I am passionate about mental health and especially the role community pharmacists can play in supporting patients taking medication for a mental health condition.
As community pharmacists, we are the most accessible healthcare professionals with expert knowledge on medicines within the NHS. The recent economic recession and the strong correlation between socioeconomic disadvantage and deprivation outcomes can be related to poor mental health. This said, there has been an exponential increase in the prescribing of antidepressants for depression (165% in England between 1998-2012) with clear geographical variation between the North and South.
As pharmacists situated in the heart of our communities with strong relationships with our patients, I believe we can provide a positive and lasting experience for our patients suffering from mental health conditions.

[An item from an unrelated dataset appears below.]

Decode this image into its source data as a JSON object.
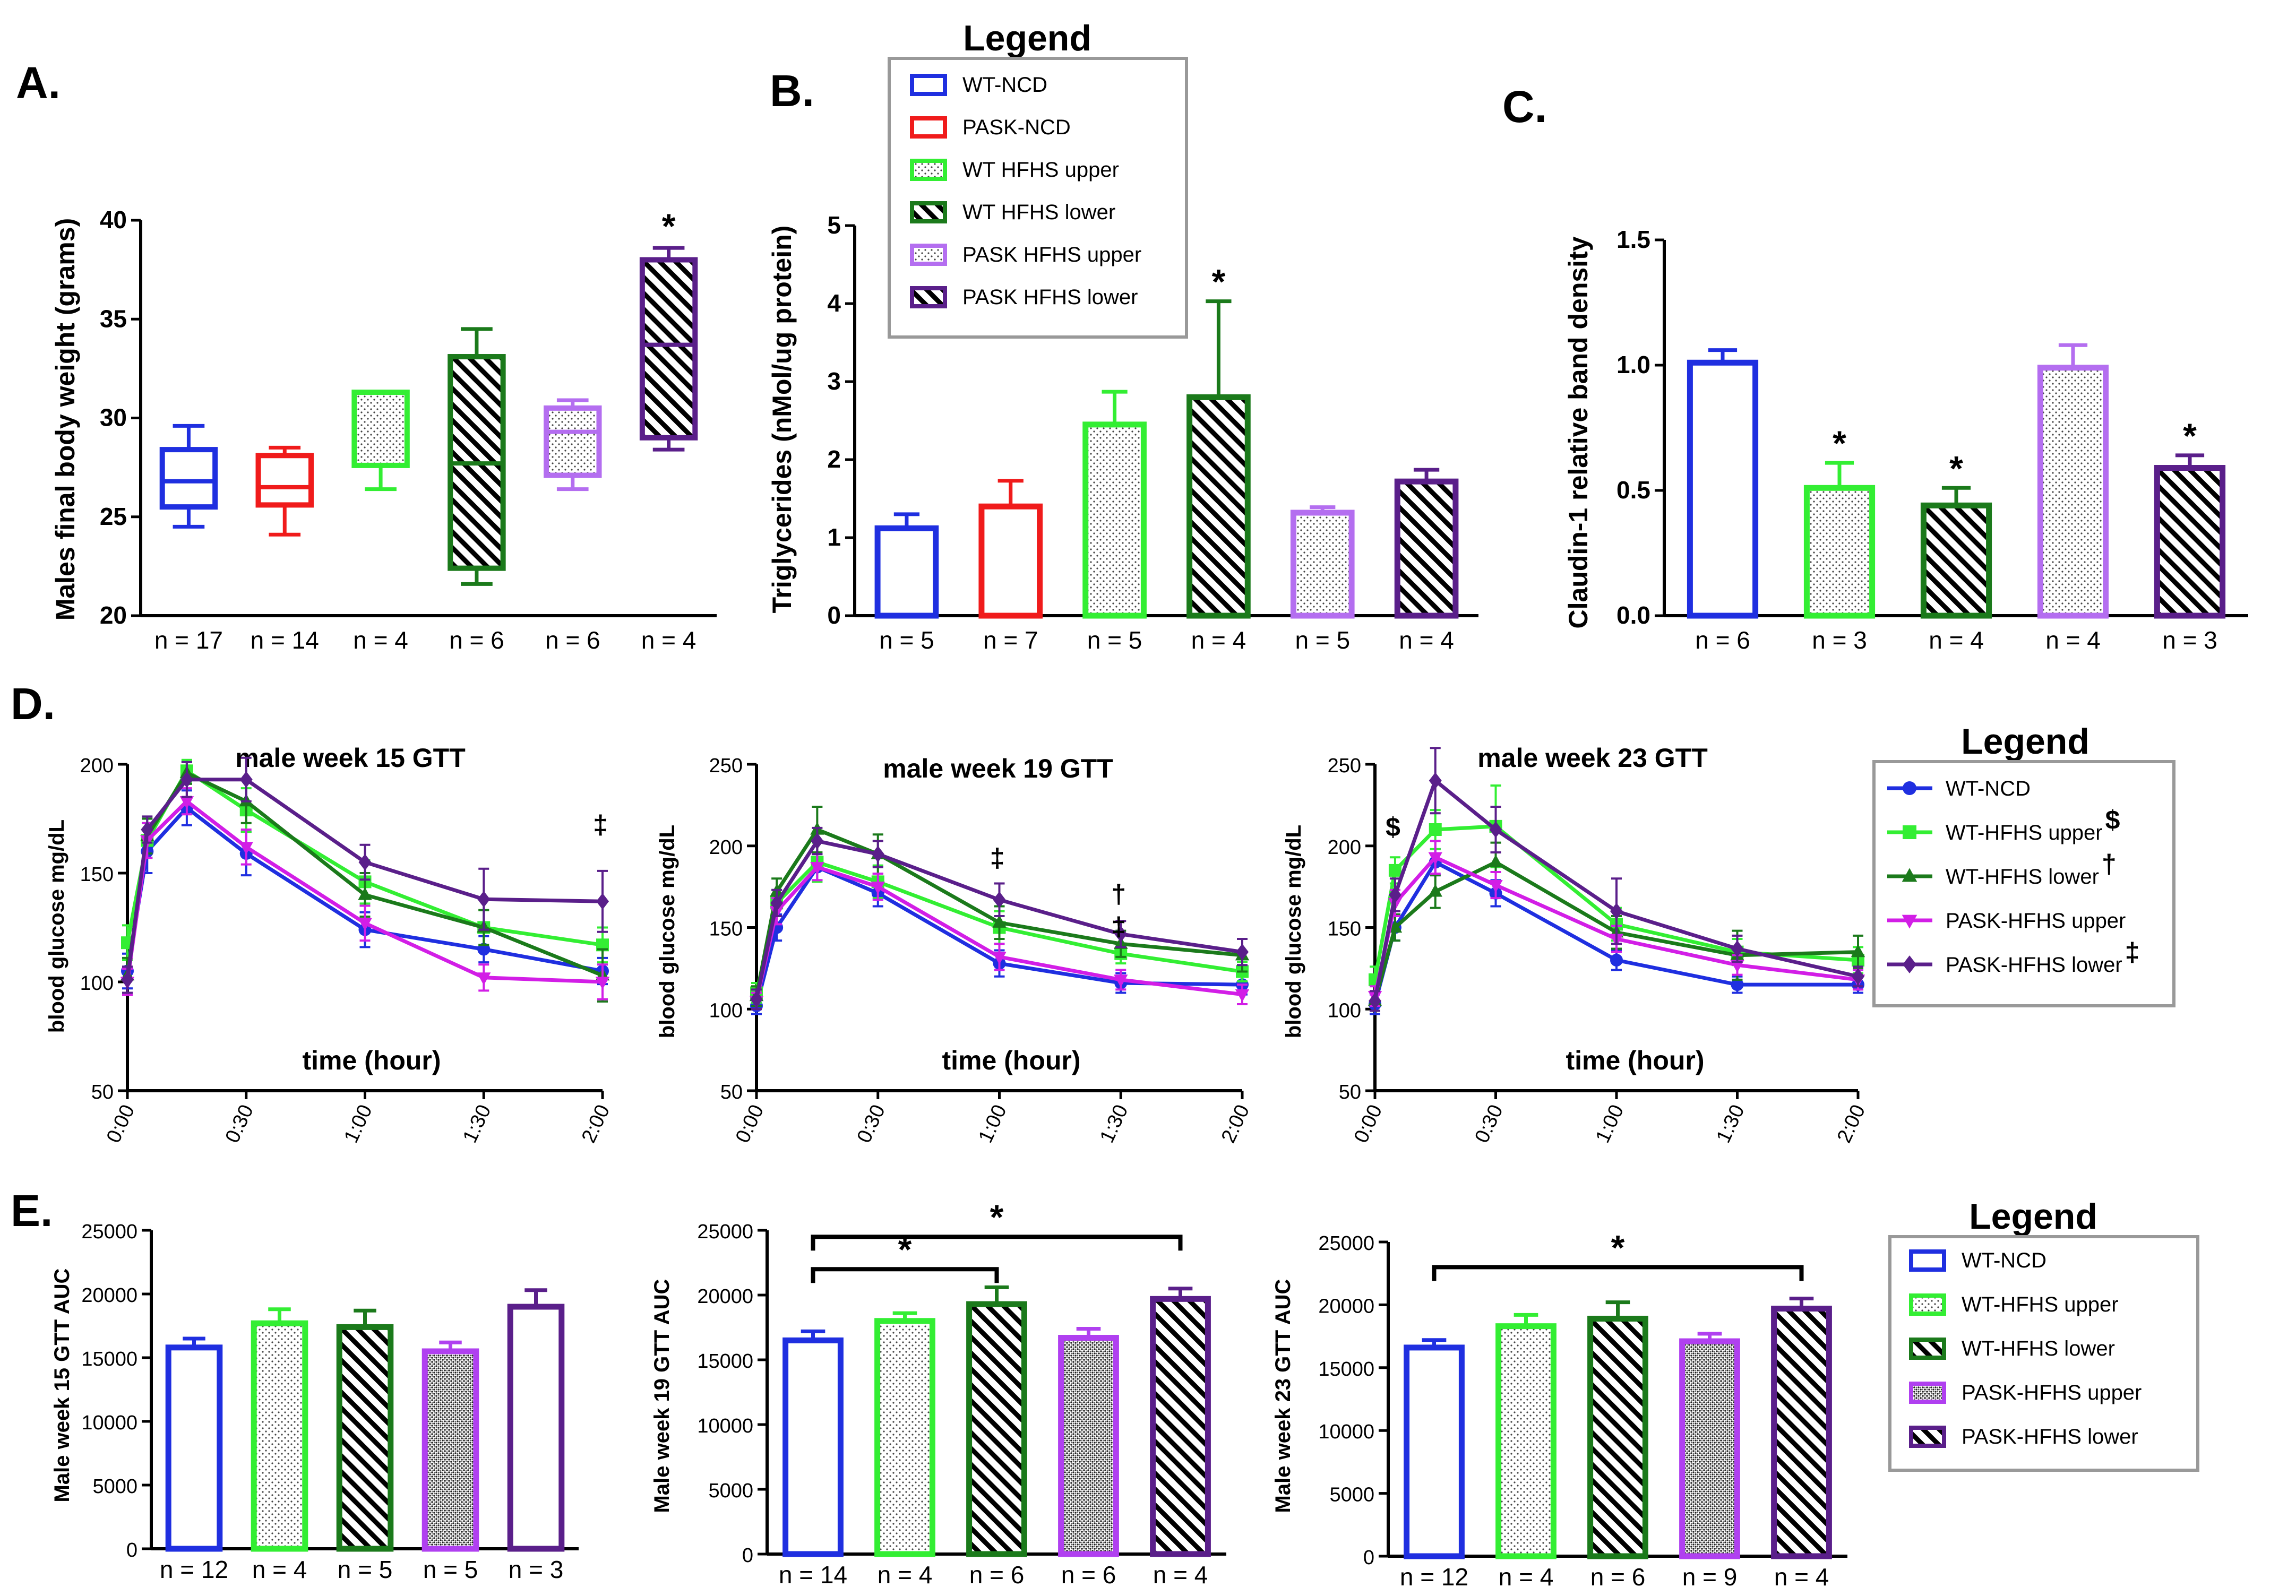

As the key document Making Every Contact Count shows, we are perfectly positioned to deliver on some of its objectives and ensure our patients with mental health conditions receive personalised healthcare advice to support their condition. Having talked to many pharmacists, they are not confident in consulting patients with mental health conditions, but CPPE recently released learning materials on mental health and dementia, which I would strongly encourage all pharmacists to read. You may want to start reading this ASAP with newspaper headlines like this: “Antidepressants can raise the risk of suicide, biggest ever review finds”, which appeared in the Telegraph (28/01/2016).
You may find patients coming in and asking for your advice about their treatment. I do not want to go into the detail of this article, but needless to say that compliance rates for medication for patients suffering from mental health conditions ranges between 50-70%, and this headline does not help that. Back to the point, what can we as community pharmacists do? The answer is plenty.
Taking 2 minutes to ask a patient how they are getting on with their medication (antidepressants/antipsychotics), or how they are doing, can be so impactful for the patient, bearing in mind that you may be the only person they talk to. I’m not saying pharmacists should become counsellors (although there is a big market and opportunity to do so), but talking to the patient about progress on medication, and signposting them to support groups can make a huge difference to a patient’s life.
Having worked in community pharmacy and talked to patients about their condition, and to see the smile on their faces because somebody has taken time with them is priceless. I have been pushing really hard to extend the ‘new medication service’ to include antidepressants because we as pharmacists can have a huge impact on patients beliefs/compliance and ensure they receive optimal benefit from their antidepressants.
I hope this materialises sooner, rather than later. But, in the meantime let’s start engaging with our patients on mental health conditions and perhaps, where appropriate, providing services such as ‘medication use reviews’ to them. On Feb 4, it was the Time to Talk campaign, which is designed to get the nation talking about mental health. It can serve as a catalyst for us as pharmacists to increase our awareness and confidence in mental health conditions. Did you get involved? If not perhaps you’ll consider doing so the next time.
Hadar Zaman is a clinical and professional advisor at the Care Quality Commission, a lecturer in pharmacy practice at the University of Bradford, a consultant mental health pharmacist and a pharmacist independent prescriber.